Today’s housing data finds the homeownership rate remaining at the same year-over-year level while more home sellers enjoy bigger profits for their listings as mortgage rates inch up.
The homeownership rate in the first quarter of this year was 64.2 percent, according to U.S. Census Bureau data. This is virtually unchanged from the rate in the first quarter 2018 and is 0.6 percentage points lower than the 64.8 percent rate in the fourth quarter of 2018.
During the first quarter, approximately 87.9 percent of the housing units were occupied and 12.1 percent were vacant. Owner-occupied housing units made up 56.5 percent of total housing units, while renter-occupied units made up 31.4 percent of the inventory. The homeownership rate was highest in the Midwest (68.2 percent), followed by the South (66.2 percent), Northeast (60.7 percent) and the West (59.8 percent), with the highest rates among householders ages 65 years and over (78.5 percent) and lowest for those householders under 35 years of age (35.4 percent).
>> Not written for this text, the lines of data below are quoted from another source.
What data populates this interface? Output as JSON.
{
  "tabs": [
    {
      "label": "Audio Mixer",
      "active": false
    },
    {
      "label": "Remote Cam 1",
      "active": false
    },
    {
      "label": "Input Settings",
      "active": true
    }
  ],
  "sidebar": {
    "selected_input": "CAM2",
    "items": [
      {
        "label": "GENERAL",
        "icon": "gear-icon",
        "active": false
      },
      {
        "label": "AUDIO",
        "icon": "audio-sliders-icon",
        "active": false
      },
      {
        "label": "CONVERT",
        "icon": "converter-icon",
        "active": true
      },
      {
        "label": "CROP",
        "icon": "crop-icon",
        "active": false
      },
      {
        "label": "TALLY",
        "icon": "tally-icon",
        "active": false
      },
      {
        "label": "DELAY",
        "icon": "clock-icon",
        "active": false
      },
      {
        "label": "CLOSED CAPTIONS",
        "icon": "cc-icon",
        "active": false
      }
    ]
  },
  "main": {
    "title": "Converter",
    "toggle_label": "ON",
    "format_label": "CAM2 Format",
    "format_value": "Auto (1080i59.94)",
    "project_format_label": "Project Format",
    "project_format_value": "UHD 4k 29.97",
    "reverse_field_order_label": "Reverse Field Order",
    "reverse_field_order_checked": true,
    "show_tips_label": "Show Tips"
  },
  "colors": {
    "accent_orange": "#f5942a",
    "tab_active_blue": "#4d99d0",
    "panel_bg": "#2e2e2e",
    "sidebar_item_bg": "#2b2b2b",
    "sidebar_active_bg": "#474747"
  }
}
In other housing industry news, ATTOM Data Solutions reported that homeowners who sold in the first quarter realized an average price gain of $57,500 since purchase, representing an average 31.5 percent return on the purchase price. Homeowners who sold in the first quarter had owned an average of 8.05 years, down slightly from a record-high average homeownership tenure of 8.17 years in the fourth quarter of 2018 but up from 7.75 years in the first quarter of 2018. Homeownership tenure averaged 4.21 years nationwide from the first quarter of 2000 through the start of the Great Recession in the third quarter of 2007.
“We are starting to see homes sales prices and profit margins softening for the nation, and the average homeownership tenure did see a slight dip from last quarter,” said Todd Teta, Chief Product Officer at ATTOM Data Solutions. “However, home prices are still above pre-recession peaks in 59 percent of local markets, and as the buying season starts to kick into gear, the next few months may provide even more answers to the question of whether a lasso is indeed around the market or if the recent trend is a temporary bump in the ride.”
As for those in search of new residence, Freddie Mac reported the 30-year fixed-rate mortgage (FRM) averaged 4.20 percent for the week ending April 25, up from last week when it averaged 4.17 percent. The 15-year FRM this week averaged 3.64 percent, up from last week when it averaged 3.62 percent. And the five-year Treasury-indexed hybrid adjustable-rate mortgage (ARM) averaged 3.77 percent, down from last week when it averaged 3.78 percent.
“Despite the recent rise in mortgage rates, both existing and new home sales continue to show strength–indicating the lagged effect of lower rates on housing demand,” said Freddie Mac Chief Economist Sam Khater. “This, along with improved affordability, should push housing activity higher in the coming months.”